Distracting the mansplainer August 1, 2012Posted by mareserinitatis in feminism, grad school, research, societal commentary.
Tags: mansplaining, sexism
I used to really think that if I presented people with enough compelling facts, I could totally convince them to change their minds about things. I try to operate that way myself, but it took me a good, long time to realize that’s not how most people think. Not only did it take me a long time, but it took a lot of arguments and hurt feelings. (I’ll admit that I still don’t get the way people view things a lot of times, and it really troubles me when I don’t understand how someone could have come to a particular view. I’ll hammer at it for days trying to understand…which is usually futile because they’re basing their judgement, often times, on experiences I wouldn’t know about.)
I also discovered that arguing with a lot of men really doesn’t work. I’ll be honest and say I’m not sure what does, but I have run into a fair bit of the “mansplaining” phenomenon. Technical guys, in particular, love to tell women how to do things because women just obviously cannot wrap their little brains around those complex things that men do.
Even if she’s got degrees in physics and engineering.
Today I got mansplained again…and it nearly turned into a knock-down drag-out type ordeal. Fortunately, I’ve learned that, at some point, you need to turn an argument into something constructive or it will get you nowhere.

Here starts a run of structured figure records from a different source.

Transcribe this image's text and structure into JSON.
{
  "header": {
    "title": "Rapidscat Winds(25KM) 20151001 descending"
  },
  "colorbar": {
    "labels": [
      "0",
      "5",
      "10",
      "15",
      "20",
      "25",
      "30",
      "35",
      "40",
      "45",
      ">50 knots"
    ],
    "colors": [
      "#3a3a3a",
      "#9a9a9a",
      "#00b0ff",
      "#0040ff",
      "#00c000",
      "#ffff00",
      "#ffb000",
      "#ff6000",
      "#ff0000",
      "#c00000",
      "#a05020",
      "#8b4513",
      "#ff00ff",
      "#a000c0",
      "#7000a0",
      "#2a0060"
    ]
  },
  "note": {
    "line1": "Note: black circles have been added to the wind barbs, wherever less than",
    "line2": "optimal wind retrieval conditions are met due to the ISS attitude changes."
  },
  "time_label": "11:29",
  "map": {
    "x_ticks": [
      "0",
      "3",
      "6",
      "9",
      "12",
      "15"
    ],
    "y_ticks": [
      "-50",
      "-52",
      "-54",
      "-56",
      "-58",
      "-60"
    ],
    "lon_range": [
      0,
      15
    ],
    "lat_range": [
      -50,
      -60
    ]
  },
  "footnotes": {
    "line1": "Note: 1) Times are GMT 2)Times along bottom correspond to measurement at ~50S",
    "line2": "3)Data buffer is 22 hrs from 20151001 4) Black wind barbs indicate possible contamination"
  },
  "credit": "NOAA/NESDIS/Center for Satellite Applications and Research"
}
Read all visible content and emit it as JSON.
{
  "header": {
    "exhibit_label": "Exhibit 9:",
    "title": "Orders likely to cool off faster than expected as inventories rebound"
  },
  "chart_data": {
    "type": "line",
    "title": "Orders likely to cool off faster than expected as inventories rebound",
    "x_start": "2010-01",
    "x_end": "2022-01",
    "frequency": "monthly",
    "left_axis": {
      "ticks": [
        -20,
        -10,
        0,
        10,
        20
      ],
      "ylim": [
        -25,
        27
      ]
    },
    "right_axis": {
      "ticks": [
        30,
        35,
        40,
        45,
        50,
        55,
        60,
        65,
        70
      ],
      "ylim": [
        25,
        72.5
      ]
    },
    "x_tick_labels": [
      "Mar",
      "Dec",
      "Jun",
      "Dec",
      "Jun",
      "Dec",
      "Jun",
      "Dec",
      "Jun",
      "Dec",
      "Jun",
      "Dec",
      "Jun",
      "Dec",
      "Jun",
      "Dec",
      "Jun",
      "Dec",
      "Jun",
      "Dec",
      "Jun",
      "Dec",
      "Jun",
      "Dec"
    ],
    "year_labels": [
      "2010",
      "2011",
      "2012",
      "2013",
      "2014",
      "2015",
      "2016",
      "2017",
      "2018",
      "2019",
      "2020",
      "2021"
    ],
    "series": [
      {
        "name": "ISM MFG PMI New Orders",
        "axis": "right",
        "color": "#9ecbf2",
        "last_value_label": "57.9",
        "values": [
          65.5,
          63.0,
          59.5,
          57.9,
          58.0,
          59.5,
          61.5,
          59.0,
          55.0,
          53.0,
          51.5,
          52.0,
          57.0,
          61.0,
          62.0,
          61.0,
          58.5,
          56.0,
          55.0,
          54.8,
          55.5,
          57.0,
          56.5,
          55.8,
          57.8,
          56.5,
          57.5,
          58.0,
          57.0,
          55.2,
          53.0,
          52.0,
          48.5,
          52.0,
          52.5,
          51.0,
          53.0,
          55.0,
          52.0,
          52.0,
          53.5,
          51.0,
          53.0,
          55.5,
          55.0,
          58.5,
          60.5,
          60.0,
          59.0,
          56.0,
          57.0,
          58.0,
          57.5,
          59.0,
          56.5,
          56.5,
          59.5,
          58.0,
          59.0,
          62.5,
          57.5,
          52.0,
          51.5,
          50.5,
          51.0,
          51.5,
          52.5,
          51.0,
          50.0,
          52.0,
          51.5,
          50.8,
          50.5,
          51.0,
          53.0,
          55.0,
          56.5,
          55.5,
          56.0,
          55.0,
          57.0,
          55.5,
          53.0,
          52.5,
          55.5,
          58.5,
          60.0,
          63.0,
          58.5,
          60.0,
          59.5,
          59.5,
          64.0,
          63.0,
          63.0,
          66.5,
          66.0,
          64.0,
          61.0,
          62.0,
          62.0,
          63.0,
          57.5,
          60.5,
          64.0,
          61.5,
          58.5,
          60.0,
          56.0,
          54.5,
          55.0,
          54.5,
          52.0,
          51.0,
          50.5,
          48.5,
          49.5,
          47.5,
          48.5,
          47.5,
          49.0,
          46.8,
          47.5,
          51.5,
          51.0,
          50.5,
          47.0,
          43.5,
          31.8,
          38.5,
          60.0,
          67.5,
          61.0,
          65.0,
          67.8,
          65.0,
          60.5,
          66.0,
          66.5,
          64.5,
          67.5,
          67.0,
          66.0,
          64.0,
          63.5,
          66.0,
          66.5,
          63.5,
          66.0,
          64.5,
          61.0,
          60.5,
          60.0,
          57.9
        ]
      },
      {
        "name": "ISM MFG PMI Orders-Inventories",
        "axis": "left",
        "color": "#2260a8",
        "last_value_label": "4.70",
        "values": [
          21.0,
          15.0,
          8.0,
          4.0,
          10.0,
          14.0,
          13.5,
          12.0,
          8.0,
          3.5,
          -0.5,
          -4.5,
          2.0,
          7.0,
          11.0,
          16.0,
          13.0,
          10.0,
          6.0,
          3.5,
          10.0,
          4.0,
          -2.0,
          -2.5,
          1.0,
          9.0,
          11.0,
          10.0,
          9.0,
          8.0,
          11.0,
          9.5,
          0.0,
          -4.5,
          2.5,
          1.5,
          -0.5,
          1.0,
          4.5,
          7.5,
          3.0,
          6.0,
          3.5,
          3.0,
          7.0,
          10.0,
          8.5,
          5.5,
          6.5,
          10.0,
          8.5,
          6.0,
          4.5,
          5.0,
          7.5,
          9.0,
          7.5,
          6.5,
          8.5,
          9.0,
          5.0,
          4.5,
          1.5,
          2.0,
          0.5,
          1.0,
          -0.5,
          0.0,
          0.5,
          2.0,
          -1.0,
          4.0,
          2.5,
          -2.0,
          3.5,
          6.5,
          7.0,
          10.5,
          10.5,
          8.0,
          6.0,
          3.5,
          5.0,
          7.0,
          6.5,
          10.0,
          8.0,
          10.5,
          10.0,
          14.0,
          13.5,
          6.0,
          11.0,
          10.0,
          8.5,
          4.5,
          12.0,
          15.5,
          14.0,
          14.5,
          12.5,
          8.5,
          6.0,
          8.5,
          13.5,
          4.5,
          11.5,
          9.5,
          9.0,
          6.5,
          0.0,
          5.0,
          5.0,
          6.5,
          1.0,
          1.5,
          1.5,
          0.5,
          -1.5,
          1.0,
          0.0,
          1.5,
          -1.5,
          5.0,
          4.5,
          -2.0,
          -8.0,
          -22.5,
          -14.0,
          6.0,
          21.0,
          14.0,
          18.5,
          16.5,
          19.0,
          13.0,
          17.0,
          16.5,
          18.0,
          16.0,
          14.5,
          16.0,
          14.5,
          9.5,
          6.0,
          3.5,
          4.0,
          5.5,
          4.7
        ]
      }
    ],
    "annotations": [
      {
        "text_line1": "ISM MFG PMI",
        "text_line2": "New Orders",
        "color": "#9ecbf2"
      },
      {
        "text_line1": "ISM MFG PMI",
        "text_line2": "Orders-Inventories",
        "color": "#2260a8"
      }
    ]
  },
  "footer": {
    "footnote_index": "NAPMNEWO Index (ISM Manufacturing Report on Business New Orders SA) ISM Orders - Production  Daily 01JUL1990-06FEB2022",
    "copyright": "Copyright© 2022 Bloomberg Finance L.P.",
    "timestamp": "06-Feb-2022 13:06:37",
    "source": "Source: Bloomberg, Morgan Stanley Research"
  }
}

I had to try to explain to someone that my widget didn’t seem to be compatible with their docking station. They were convinced that my widget had a bunch of design problems and they couldn’t see how it would work in any docking station. I tried to explain that I had already used it in several docking stations, and even in their own docking station! But when it was in their docking station, I could only communicate with modem and not with ethernet. It didn’t matter. This person kept insisting the problem was that my widget was the wrong size and shape, and if I happened to get it working, it was working in only one place and as a result of luck. And every time, I would get a lecture on how to design widgets properly.
It almost got to the point of shouting, and I wasn’t sure what to do, so I grabbed my widget and his docking station and made it fit. He was shocked. You see, me saying that it fit really didn’t matter. I am obviously not smart enough to know when the widget fits properly or not, and in his estimation, it shouldn’t have fit. But it did.
It also turned out to be the right thing to do because suddenly he could see what sorts of communications problems the widget had and was distracted from his theoretical notions of appropriate widget dimensions to that actual problem at hand. In about a half hour, we had the kinks worked out so that the widget could use both modem and ethernet.
At this point, the person asked me why I hadn’t talked to him about the problem before. Apparently he didn’t realize that I had and that, each time, he insisted my widget must be the wrong size. I would assume that he knew better and would go off, searching out the problem, only to find that the problem still seemed to be with the communications protocols. Each time it happened, I would try to provide some proof, which would be dismissed with a wave of the hand and, “That can’t be the problem,” regardless of the evidence I’d generated. So why hadn’t I talked to him? Because he’d diagnosed the problem before I even spoke to him and wouldn’t even look at any evidence to the contrary, citing how his own background put him in a much better position to figure out the problem.